We speculated that preoperative imaging findings are important in increasing the preoperative diagnostic rate for thyroglossal duct cancer and, therefore, investigated the morphological features of this disease. It has been reported that the identification of calcified lesions or solid parts in imaging findings is suggestive of malignancy [4] [7] . In our series of patients, calcifications and lesions containing solid parts were observed in 28 (72.5%) and 38 (95%) cases, respectively. On the other hand, it has been reported that either solid parts or calcified lesions were absent in benign thyroglossal duct cysts examined by ultrasonography [44] - [46] .

However, not all cases of thyroglossal duct cyst necessarily present with typical ultrasonography findings (i.e., thin walls and no internal echoes). There are cases in which the cysts exhibit various kinds of internal echoes or wall thickening due to intracystic inflammation or proteins discharged from the epithelial cells of the cyst wall [44] - [46] . In some of these cases, partial thickening of the wall of more than 5 mm was observed [44] and this wall thickening might have been mistaken for a solid part.

In this study, we further examined the internal morphology of 32 cases with cystic lesions, according to the criteria for ultrasonography findings of thyroid cystic tumors described in Methods [8] . In our previous report summarizing the ultrasonography findings of operations for thyroid cystic tumors in Yokosuka Kyosai Hospital [8] , we found a significant number of “Ea” malignant tumors. In addition, malignancy was also suggested in “Eb” lesions in which the solid part accounted for over 50% of the tumor mass, and in “M” lesions that showed irregular boundaries between the solid part and the cystic part. In this series of patients, all 32 cases with cystic lesions containing a solid part were classified as either “Ea” (25/32) or “M with irregular boundaries” between the solid part and the cystic part (7/32).

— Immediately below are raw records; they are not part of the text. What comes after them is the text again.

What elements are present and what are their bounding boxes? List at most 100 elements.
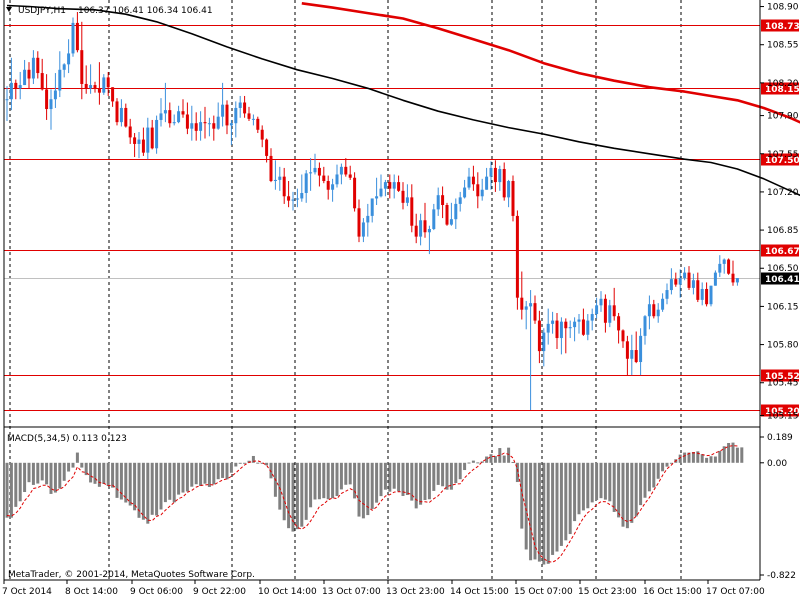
candle-body [489, 167, 493, 177]
macd-bar [119, 462, 123, 500]
candle-body [454, 203, 458, 220]
price-level-tag [761, 19, 799, 32]
macd-bar [471, 460, 475, 463]
macd-bar [155, 462, 159, 516]
macd-tick-label: 0.189 [767, 433, 793, 443]
macd-bar [150, 462, 154, 515]
macd-bar [573, 462, 577, 522]
macd-bar [599, 462, 603, 499]
candle-body [163, 110, 167, 114]
candle-body [405, 197, 409, 203]
time-tick-label: 13 Oct 23:00 [386, 587, 445, 597]
macd-bar [357, 462, 361, 517]
macd-bar [370, 462, 374, 509]
macd-bar [687, 452, 691, 463]
candle-body [75, 22, 79, 51]
candle-body [366, 215, 370, 223]
macd-bar [595, 462, 599, 501]
candle-body [493, 167, 497, 183]
current-price-label: 106.41 [765, 275, 800, 285]
macd-bar [185, 462, 189, 492]
macd-bar [243, 462, 247, 464]
macd-bar [590, 462, 594, 503]
candle-body [181, 111, 185, 115]
candle-body [353, 177, 357, 209]
candle-body [124, 107, 128, 127]
candle-body [669, 279, 673, 291]
price-tick-label: 108.90 [767, 3, 799, 13]
macd-bar [234, 462, 238, 467]
macd-bar [709, 456, 713, 463]
macd-bar [348, 462, 352, 485]
macd-bar [533, 462, 537, 560]
macd-bar [379, 462, 383, 497]
triangle-down-icon[interactable] [6, 7, 12, 12]
candle-body [392, 182, 396, 189]
macd-bar [172, 462, 176, 503]
macd-bar [80, 462, 84, 468]
candle-body [67, 53, 71, 65]
macd-bar [309, 462, 313, 508]
macd-bar [40, 462, 44, 481]
candle-body [388, 182, 392, 189]
macd-bar [278, 462, 282, 510]
macd-bar [199, 462, 203, 487]
candle-body [199, 122, 203, 131]
macd-bar [612, 462, 616, 512]
macd-bar [705, 457, 709, 463]
candle-body [436, 195, 440, 210]
macd-bar [14, 462, 18, 507]
time-tick-label: 15 Oct 23:00 [578, 587, 637, 597]
macd-bar [511, 461, 515, 463]
candle-body [278, 176, 282, 180]
candle-body [155, 119, 159, 149]
macd-bar [485, 456, 489, 463]
macd-bar [454, 462, 458, 483]
candle-body [546, 323, 550, 333]
macd-bar [445, 462, 449, 490]
macd-bar [115, 462, 119, 498]
macd-bar [467, 462, 471, 464]
macd-bar [124, 462, 128, 503]
macd-bar [97, 462, 101, 487]
candle-body [89, 85, 93, 89]
macd-bar [634, 462, 638, 517]
candle-body [687, 272, 691, 288]
candle-body [291, 199, 295, 201]
time-axis: 7 Oct 2014 8 Oct 14:00 9 Oct 06:00 9 Oct 22… [2, 580, 765, 597]
macd-bar [656, 462, 660, 479]
candle-body [31, 57, 35, 79]
time-tick-label: 14 Oct 15:00 [450, 587, 509, 597]
candle-body [247, 113, 251, 119]
macd-bar [555, 462, 559, 552]
macd-bar [722, 446, 726, 463]
macd-bar [102, 462, 106, 484]
candle-body [190, 123, 194, 129]
macd-bar [661, 462, 665, 472]
candle-body [348, 174, 352, 178]
candle-body [647, 304, 651, 317]
macd-bar [647, 462, 651, 492]
candle-body [520, 297, 524, 310]
candle-body [458, 197, 462, 204]
macd-tick-label: -0.822 [767, 571, 796, 581]
candle-body [441, 195, 445, 206]
macd-bar [581, 462, 585, 511]
macd-bar [397, 462, 401, 492]
candle-body [463, 187, 467, 198]
candle-body [361, 222, 365, 237]
candle-body [282, 176, 286, 197]
macd-bar [67, 462, 71, 472]
macd-bar [551, 462, 555, 555]
candle-body [691, 280, 695, 288]
macd-bar [111, 462, 115, 488]
macd-bar [256, 462, 260, 464]
candle-body [555, 320, 559, 339]
candle-body [207, 123, 211, 125]
macd-bar [375, 462, 379, 503]
price-tick-label: 106.15 [767, 302, 799, 312]
candle-body [36, 57, 40, 74]
time-tick-label: 13 Oct 07:00 [322, 587, 381, 597]
candles [5, 11, 739, 411]
macd-bar [625, 462, 629, 529]
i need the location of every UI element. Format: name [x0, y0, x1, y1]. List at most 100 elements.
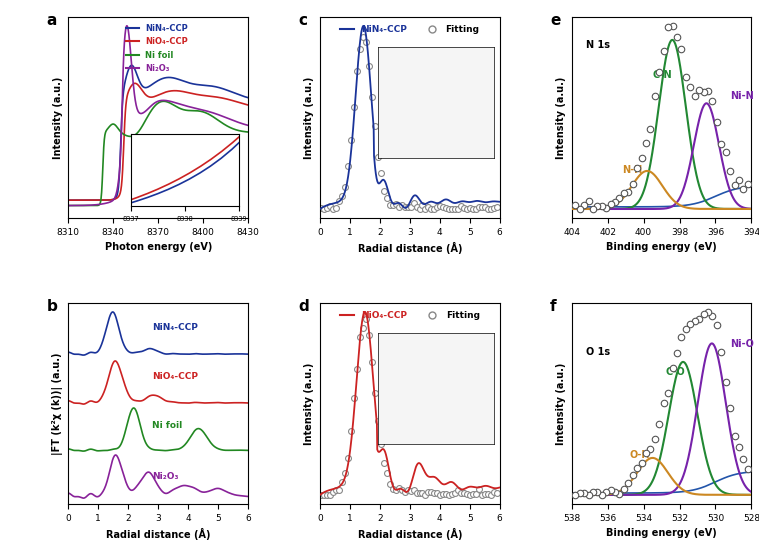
Point: [392, 203, 405, 212]
Point: [684, 320, 696, 329]
Point: [384, 480, 396, 489]
Point: [627, 180, 639, 189]
Point: [449, 488, 461, 497]
Point: [378, 186, 390, 195]
Point: [464, 491, 476, 500]
X-axis label: Radial distance (Å): Radial distance (Å): [357, 528, 462, 540]
Point: [569, 200, 581, 209]
Point: [715, 348, 727, 357]
Point: [680, 325, 692, 334]
Point: [330, 486, 342, 494]
Point: [402, 486, 414, 494]
Point: [707, 311, 719, 320]
Point: [470, 204, 482, 213]
X-axis label: Binding energy (eV): Binding energy (eV): [606, 528, 717, 538]
Point: [676, 44, 688, 53]
Point: [375, 169, 387, 178]
Point: [398, 487, 411, 496]
Point: [363, 62, 375, 71]
Point: [348, 394, 361, 403]
Point: [321, 491, 333, 500]
Point: [698, 87, 710, 96]
Point: [609, 197, 621, 206]
Point: [490, 488, 502, 497]
Point: [446, 204, 458, 213]
Point: [488, 203, 500, 212]
Point: [395, 200, 408, 209]
Point: [635, 153, 647, 162]
Text: C-N: C-N: [653, 70, 672, 80]
X-axis label: Radial distance (Å): Radial distance (Å): [357, 242, 462, 254]
Text: e: e: [550, 13, 560, 28]
Point: [609, 488, 621, 497]
Point: [316, 203, 328, 212]
Point: [366, 357, 378, 366]
X-axis label: Binding energy (eV): Binding energy (eV): [606, 242, 717, 253]
Point: [461, 204, 473, 213]
Point: [488, 488, 500, 497]
Text: N-H: N-H: [622, 165, 642, 175]
Point: [345, 427, 357, 436]
Point: [666, 363, 679, 372]
Point: [485, 204, 497, 213]
Point: [729, 431, 741, 440]
Point: [688, 317, 701, 326]
Point: [381, 193, 393, 202]
Point: [392, 483, 405, 492]
Point: [473, 203, 485, 212]
Point: [417, 488, 429, 497]
Point: [618, 189, 630, 198]
Point: [587, 487, 599, 496]
Point: [443, 491, 455, 500]
Point: [737, 454, 749, 463]
Y-axis label: Intensity (a.u.): Intensity (a.u.): [556, 362, 566, 445]
Point: [372, 153, 384, 162]
Point: [414, 488, 426, 497]
Point: [458, 203, 470, 212]
Point: [348, 102, 361, 111]
Point: [339, 183, 351, 192]
Point: [357, 324, 369, 333]
Point: [482, 204, 494, 213]
Point: [360, 37, 372, 46]
Point: [342, 161, 354, 170]
Y-axis label: |FT (k²χ (k))| (a.u.): |FT (k²χ (k))| (a.u.): [52, 352, 63, 455]
Point: [428, 204, 440, 213]
Point: [485, 491, 497, 500]
Text: NiO₄-CCP: NiO₄-CCP: [153, 372, 198, 381]
Point: [389, 486, 402, 494]
Point: [455, 202, 468, 211]
Point: [402, 202, 414, 211]
Point: [428, 488, 440, 497]
Point: [476, 202, 488, 211]
Legend: NiN₄-CCP, Fitting: NiN₄-CCP, Fitting: [336, 21, 483, 38]
Point: [582, 197, 594, 206]
Point: [405, 487, 417, 496]
Y-axis label: Intensity (a.u.): Intensity (a.u.): [304, 76, 314, 158]
Point: [330, 203, 342, 212]
Point: [574, 488, 586, 497]
Point: [440, 204, 452, 213]
Point: [333, 486, 345, 494]
Point: [596, 491, 608, 500]
Text: O-H: O-H: [629, 450, 650, 460]
Point: [420, 491, 432, 500]
Point: [425, 204, 437, 213]
Point: [372, 417, 384, 426]
Point: [366, 92, 378, 101]
Point: [324, 491, 336, 500]
Point: [702, 87, 714, 96]
Point: [591, 201, 603, 210]
Point: [443, 204, 455, 213]
X-axis label: Photon energy (eV): Photon energy (eV): [105, 242, 212, 253]
Point: [321, 203, 333, 212]
Point: [449, 204, 461, 213]
Point: [622, 188, 635, 197]
Point: [339, 468, 351, 477]
Point: [386, 484, 398, 493]
Point: [671, 349, 683, 358]
Point: [720, 148, 732, 157]
Point: [437, 489, 449, 498]
Point: [710, 321, 723, 330]
Point: [676, 333, 688, 342]
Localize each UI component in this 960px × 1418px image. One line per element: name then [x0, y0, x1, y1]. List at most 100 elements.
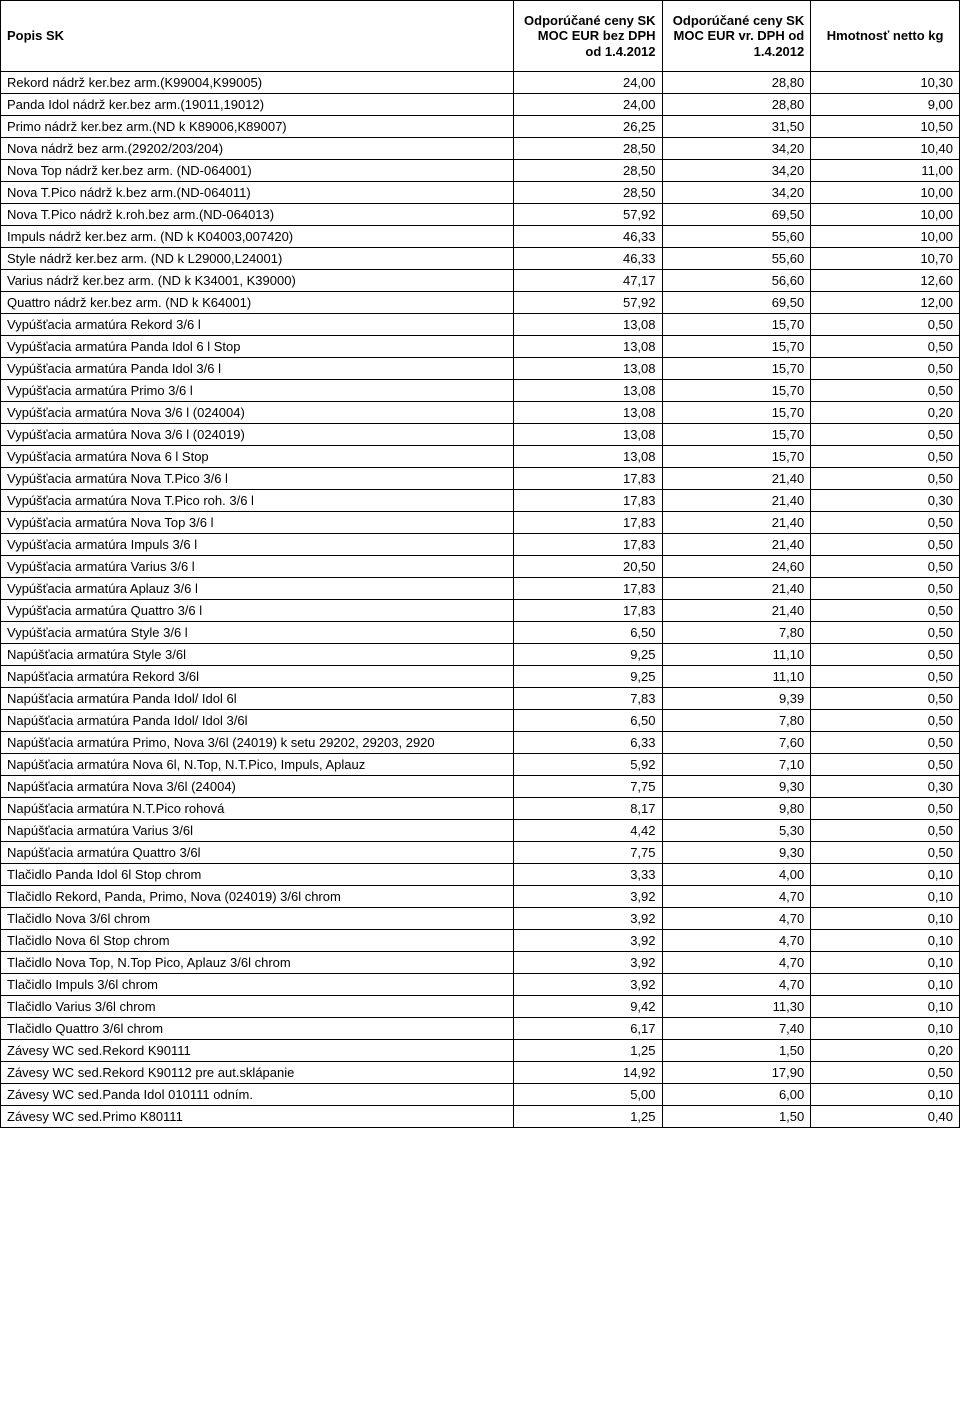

An incorrect diagnosis is thought likely to occur when a thickened wall is mistaken for a solid part, particularly in thyroglossal duct cysts with a partial thickened wall of more than 5 mm [44] , which might be classified as “Eb” or “C” according to the criteria used. Therefore, we concluded that only a finding of “Ea” or “M with irregular boundaries” should be considered suggestive of malignancy in thyroglossal duct cysts.

We observed 2 cases in which the cysts did not contain solid part (Case 12 and 40). [16] [37] Preoperative diagnosis of thyroglossal duct cyst was obtained from ultrasonography examination for Case 12 and from MRI for Case 40. The existence of intracystic papillary cancer and normal thyroid gland tissue are described in both sets of postoperative histopathological results, suggesting the possibility that small solid lesions could be missed in the preoperative imaging examinations. This possibility was estimated to be 5% in this study.

5. Conclusion

The preoperative diagnostic rate for thyroglossal duct cancer using FNA is low, and it is important that diagnosis be performed in conjunction with imaging findings. The presence of solid parts or calcified lesions in lesions that are classified as “Ea” or “M with irregular boundaries” on the basis of imaging findings is suggestive of malignancy.